Abstract

ABSTRACTThe Amiens‐Renancourt 1 site recently yielded one of the most important Upper Palaeolithic human occupations of northern France by the number of flint artefacts and especially by the presence of Venus figurines. All the material comes from a single archaeological layer located in a tundra gley bracketed by loess units. A multi‐proxy study combining a detailed stratigraphy, luminescence and radiocarbon datings and high‐resolution (5 cm per sample) grain size and molluscan analyses was therefore carried out to reconstruct and date the associated environmental changes and to determine the exact context of the human occupation.
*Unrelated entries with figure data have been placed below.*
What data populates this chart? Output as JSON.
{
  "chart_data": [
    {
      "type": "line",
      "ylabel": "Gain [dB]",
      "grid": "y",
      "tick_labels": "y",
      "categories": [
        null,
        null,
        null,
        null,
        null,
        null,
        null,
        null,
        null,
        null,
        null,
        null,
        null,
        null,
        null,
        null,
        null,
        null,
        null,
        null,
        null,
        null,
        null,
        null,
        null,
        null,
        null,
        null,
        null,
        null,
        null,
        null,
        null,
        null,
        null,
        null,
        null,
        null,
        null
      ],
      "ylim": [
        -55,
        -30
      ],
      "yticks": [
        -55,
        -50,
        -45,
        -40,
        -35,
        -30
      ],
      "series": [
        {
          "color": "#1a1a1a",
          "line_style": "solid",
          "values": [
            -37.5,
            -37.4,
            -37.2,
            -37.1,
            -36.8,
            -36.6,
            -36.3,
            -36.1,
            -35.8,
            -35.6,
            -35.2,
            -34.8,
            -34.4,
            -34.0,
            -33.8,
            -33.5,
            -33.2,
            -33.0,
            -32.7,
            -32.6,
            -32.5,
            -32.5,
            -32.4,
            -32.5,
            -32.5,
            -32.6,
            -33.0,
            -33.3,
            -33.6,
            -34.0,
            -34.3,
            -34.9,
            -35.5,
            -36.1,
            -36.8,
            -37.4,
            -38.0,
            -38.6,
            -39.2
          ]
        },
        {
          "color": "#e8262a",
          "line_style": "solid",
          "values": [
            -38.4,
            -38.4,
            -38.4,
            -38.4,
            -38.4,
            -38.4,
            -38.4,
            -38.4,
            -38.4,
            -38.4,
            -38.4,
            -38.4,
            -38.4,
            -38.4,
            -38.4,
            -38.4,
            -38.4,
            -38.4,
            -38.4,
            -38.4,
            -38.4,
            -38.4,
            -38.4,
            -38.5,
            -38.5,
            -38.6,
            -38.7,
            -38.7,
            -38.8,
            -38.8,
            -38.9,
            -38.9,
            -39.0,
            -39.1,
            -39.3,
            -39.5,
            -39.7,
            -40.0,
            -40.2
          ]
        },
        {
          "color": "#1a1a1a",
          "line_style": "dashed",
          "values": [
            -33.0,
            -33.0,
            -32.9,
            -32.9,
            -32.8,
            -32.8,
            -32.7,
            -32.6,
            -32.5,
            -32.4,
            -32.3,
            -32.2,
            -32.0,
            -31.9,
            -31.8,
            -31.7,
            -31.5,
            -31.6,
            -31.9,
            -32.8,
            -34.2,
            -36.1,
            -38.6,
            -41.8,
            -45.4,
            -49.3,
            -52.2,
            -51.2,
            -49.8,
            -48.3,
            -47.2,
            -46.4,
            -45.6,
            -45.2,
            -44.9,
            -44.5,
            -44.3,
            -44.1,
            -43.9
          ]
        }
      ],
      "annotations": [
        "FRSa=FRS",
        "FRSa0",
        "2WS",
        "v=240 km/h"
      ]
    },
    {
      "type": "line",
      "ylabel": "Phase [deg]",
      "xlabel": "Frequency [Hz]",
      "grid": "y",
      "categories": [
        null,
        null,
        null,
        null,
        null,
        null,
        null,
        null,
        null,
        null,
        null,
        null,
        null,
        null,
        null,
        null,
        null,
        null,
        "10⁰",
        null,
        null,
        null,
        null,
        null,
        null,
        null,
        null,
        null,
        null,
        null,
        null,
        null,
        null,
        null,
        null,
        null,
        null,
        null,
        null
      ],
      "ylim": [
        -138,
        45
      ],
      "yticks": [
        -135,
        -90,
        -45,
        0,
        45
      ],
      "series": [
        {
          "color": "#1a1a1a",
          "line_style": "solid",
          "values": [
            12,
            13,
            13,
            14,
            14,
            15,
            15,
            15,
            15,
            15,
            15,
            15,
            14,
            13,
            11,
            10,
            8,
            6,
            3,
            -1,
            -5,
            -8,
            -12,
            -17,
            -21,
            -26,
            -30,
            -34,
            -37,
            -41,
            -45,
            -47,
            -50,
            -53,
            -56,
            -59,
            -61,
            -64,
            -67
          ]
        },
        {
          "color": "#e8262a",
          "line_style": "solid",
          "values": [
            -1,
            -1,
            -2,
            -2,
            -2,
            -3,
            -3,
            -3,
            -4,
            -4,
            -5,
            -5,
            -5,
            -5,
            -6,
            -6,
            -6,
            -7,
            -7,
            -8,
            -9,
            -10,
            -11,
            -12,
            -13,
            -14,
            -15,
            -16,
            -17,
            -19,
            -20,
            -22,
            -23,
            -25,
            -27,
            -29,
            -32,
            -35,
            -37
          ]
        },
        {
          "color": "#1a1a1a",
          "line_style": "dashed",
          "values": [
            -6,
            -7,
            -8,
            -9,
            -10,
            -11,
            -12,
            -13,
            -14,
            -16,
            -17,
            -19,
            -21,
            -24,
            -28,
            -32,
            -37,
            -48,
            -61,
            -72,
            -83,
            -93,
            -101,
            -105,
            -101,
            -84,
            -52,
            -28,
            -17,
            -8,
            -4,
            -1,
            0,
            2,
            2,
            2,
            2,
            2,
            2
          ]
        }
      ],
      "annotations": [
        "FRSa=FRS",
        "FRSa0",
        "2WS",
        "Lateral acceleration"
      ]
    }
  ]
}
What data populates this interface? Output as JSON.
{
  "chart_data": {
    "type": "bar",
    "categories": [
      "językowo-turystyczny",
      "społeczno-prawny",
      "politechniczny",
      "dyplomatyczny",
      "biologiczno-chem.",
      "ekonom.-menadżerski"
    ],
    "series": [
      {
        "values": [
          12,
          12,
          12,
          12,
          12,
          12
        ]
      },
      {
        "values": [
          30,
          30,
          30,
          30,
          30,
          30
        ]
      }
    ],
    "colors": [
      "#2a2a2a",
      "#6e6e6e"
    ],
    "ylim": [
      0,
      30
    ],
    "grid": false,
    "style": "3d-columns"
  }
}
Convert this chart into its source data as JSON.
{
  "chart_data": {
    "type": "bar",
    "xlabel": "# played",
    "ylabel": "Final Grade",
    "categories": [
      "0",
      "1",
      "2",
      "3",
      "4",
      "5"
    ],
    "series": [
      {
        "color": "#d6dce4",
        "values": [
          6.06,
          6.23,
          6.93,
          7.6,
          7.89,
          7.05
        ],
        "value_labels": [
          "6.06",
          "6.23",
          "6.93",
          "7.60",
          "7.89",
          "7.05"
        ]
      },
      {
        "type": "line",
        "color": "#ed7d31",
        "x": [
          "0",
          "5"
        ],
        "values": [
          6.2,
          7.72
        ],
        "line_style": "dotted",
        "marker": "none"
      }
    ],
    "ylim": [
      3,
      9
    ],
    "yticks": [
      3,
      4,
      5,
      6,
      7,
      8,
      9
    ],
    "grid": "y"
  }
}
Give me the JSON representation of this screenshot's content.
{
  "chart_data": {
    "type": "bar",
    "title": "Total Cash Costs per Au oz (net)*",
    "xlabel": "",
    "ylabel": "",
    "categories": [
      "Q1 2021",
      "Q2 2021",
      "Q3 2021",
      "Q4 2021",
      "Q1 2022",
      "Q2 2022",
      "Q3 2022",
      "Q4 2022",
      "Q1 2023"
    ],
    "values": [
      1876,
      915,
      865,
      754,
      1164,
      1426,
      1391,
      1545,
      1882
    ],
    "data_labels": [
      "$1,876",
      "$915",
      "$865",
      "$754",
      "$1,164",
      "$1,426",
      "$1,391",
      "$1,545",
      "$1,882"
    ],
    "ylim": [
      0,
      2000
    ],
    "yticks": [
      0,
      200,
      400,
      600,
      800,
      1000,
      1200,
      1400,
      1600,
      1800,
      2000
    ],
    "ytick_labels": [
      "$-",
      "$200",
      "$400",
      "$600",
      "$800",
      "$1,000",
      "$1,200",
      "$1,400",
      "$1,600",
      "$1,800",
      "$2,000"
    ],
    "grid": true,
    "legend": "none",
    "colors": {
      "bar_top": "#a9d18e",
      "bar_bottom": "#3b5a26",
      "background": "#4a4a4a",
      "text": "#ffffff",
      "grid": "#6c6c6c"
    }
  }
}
The chronological frame thus established supports the correlations of the archaeology‐bearing tundra gley and of an underlying arctic brown soil with Greenland interstadials GI‐4 and GI‐3. Composition changes in the molluscan population enabled the identification of transitional and optimum phases and sub‐phases within these two pedogenetic horizons. A conceptual correlation model linking molluscan phases with millennial‐scale variations of Greenland ice‐core and Sieben Hengste speleothem climate records is proposed. The Human occupation appears contemporaneous to the end of the stadial–interstadial transition of GI‐3. Synchronous in Amiens‐Renancourt 1 and Nussloch, subsequent micro‐gleys may also result from a regional/global forcing. Such a level of detail is unprecedented in a loess sequence.